COVID-19 Australia: Epidemiology Report 22 Fortnightly reporting period ending 2 August 2020: The symptoms reported by COVID-19 cases in Australia are consistent with a mild respiratory infection in the majority of cases. The principal symptoms reported in cases (Figure B.1) were cough (42%), fever (30%), sore throat (27%) and headache (20%). Other symptoms reported include malaise, lethargy or fatigue (20%) and loss of taste or smell (10%). These are currently not standard fields in NNDSS, and are likely to under-represent those presenting with these symptoms. A small number of cases reported more severe symptoms, with pneumonia and/or acute respiratory disease (ARD) reported in 2% of cases and in 15% of deaths.


  1. Lewis says:

    What is the point of counting cases when such a high number of those testing positive have no symptoms and don’t know they are infected. If we want to save lives we should be isolating the aged care establishments where all the Covid-19 deaths are occurring. The number in ICU and the death rate should be the main concern.

    1. Lyall says:

      It would need to be voluntary unlike the compulsory testing conducted at the Kensington Housing Commission flats. But it is hardly likely that people will sit in a queue for an hour, waiting to be tested, if they have no symptoms. That’s one of the reasons why lock down doesn’t work.

  2. Sel Murray says:

    I have just heard this morning they have detected the Covid-19 virus in Apollo Bay sewerage/waste water. How much is all this testing costing the community and how long are we expected to be in this hand brake and accelerator mode, lifting and then reimposing restrictions, subject to the number of positive tests detected?

  3. Anonyme says:

    The Lancet medical journal which measured government actions alongside COVID-19 mortality rates said, “In our analysis, full lockdowns and wide-spread COVID-19 testing were not associated with reductions in the number of critical cases or overall mortality.”

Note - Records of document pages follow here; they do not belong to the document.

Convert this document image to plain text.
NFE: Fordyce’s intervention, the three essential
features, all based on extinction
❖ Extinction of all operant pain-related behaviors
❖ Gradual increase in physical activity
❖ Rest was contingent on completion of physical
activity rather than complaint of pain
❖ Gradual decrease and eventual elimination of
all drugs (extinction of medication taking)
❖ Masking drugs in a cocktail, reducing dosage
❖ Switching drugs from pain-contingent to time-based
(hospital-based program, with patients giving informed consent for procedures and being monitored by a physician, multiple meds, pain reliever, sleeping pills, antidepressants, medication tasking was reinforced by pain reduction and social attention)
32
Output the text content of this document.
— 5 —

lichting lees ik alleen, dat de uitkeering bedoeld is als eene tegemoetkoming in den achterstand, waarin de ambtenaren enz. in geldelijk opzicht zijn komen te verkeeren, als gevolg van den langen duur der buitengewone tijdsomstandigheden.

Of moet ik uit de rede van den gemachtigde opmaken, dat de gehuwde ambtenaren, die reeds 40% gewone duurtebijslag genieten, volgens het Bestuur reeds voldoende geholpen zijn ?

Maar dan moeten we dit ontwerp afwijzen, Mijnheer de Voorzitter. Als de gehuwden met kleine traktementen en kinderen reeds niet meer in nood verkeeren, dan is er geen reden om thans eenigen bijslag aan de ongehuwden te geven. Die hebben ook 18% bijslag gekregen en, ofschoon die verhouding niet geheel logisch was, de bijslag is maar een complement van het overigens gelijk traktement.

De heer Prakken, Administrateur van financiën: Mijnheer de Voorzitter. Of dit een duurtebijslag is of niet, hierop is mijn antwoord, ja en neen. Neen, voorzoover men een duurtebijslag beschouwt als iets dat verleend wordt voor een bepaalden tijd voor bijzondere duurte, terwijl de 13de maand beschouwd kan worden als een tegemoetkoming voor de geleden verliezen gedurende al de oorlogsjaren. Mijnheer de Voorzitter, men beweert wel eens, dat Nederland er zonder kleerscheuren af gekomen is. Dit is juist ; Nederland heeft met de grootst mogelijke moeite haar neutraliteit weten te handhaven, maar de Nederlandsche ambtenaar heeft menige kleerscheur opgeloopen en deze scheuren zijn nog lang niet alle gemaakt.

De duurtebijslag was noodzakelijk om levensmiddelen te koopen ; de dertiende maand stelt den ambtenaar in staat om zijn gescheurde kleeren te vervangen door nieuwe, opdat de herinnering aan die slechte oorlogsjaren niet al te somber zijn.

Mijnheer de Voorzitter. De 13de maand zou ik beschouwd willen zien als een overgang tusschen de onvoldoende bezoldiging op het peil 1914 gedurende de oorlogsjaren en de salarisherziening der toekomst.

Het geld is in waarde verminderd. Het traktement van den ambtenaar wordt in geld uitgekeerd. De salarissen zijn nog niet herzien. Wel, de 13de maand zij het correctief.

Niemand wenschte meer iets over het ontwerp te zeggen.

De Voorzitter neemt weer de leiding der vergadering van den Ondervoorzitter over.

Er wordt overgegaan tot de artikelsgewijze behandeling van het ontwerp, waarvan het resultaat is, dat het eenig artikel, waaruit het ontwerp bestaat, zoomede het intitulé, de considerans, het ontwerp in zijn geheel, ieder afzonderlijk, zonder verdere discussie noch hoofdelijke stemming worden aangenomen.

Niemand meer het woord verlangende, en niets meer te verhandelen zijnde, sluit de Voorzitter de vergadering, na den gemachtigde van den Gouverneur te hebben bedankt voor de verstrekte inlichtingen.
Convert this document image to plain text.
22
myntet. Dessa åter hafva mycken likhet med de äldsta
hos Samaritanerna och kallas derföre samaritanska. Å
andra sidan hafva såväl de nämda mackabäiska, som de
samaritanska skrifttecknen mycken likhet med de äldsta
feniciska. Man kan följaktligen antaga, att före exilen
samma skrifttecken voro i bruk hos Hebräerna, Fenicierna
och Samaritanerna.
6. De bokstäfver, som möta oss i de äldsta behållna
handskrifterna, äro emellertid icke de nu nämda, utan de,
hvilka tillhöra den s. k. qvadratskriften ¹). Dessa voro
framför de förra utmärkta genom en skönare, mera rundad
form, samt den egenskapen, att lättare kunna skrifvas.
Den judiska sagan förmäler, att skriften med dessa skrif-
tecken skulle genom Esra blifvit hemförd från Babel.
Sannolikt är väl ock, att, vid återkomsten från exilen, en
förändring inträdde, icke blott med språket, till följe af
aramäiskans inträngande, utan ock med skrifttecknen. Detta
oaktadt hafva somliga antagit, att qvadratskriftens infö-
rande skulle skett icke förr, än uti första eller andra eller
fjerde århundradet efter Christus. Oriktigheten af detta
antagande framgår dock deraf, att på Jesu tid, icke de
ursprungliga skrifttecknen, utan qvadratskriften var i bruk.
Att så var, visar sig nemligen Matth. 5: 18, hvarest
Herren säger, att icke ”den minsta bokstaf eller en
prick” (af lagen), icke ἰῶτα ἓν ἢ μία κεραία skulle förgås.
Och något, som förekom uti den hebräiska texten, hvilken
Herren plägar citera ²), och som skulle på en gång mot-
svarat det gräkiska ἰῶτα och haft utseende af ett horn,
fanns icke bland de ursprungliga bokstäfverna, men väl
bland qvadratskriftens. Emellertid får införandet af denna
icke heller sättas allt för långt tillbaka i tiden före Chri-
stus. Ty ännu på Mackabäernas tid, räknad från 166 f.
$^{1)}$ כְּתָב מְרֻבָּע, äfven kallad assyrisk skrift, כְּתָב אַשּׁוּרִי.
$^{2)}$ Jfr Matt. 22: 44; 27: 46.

    And then there is Oxford University’s Sunetra Gupta, a professor of theoretical epidemiology. Professor Gupta argued, “There is no way lockdown can eliminate the virus”.

  4. Charles says:

    The World Health Orginization have stated that 99% of cases will suffer mild symptoms. Extraordinary measures should have been implemented to protect our elderly population particularly those who have pre-existing health issues. The government appear to have given priority to a lock down strategy which will devastate our economy especially small businesses. The challenge now is for Government to admit their mistake, protect the aged and restore the economy ASAP.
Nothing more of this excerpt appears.